The First World War From Above

The moaning in my last entry was, it seems, premature. Last night the Beeb showed a new documentary on the First World War: ‘The First World War From Above’. I haven’t had the chance to see it yet, but it’s here on iPlayer, and is narrated by Fergal Keane, who is an excellent journalist. As a documentary it should be worth watching.

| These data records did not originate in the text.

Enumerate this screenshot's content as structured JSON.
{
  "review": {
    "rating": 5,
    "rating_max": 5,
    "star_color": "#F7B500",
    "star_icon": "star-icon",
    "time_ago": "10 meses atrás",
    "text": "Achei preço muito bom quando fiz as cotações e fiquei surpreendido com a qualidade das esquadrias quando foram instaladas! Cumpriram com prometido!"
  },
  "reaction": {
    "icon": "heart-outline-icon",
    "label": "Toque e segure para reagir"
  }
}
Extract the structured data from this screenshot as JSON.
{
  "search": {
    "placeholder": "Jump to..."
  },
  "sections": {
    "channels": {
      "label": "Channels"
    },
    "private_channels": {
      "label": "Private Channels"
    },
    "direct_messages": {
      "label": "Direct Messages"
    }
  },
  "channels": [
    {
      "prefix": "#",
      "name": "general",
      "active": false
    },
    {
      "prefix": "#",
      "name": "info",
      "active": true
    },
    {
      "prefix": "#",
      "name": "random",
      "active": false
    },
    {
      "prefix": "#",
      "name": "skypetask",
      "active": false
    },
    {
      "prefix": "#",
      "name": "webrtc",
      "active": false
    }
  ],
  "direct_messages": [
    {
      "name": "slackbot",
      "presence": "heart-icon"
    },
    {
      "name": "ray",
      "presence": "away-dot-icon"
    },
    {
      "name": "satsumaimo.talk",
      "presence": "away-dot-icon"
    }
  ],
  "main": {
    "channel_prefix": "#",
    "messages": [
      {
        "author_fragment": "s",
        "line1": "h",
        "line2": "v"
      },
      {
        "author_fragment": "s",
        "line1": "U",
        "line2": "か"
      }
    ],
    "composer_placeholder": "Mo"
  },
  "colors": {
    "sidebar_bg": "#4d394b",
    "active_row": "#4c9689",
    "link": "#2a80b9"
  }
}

That sounds a little grudging, perhaps. OK, to come straight to the point: the big idea behind the documentary (why do all documentaries need a ‘big idea’ today? Why do all cookery programs need a ‘mission’?) annoys me a little. The documentary is about showing the war as it was seen from the skies– from Zeppelins, observation balloons and aircraft. This should indeed give us some interesting pictures of World War One– looking at things literally from a different angle, after all– but however novel the perspective, I wonder if the basic idea isn’t really quite trivial.

Let’s hope ‘The First World War From Above’ turns out to be a little more informative and useful than all those ‘Second World War in Colour’ docs. I’ll write my verdict in the Comments section– perhaps I’m just being an old misery! Give your verdict there too.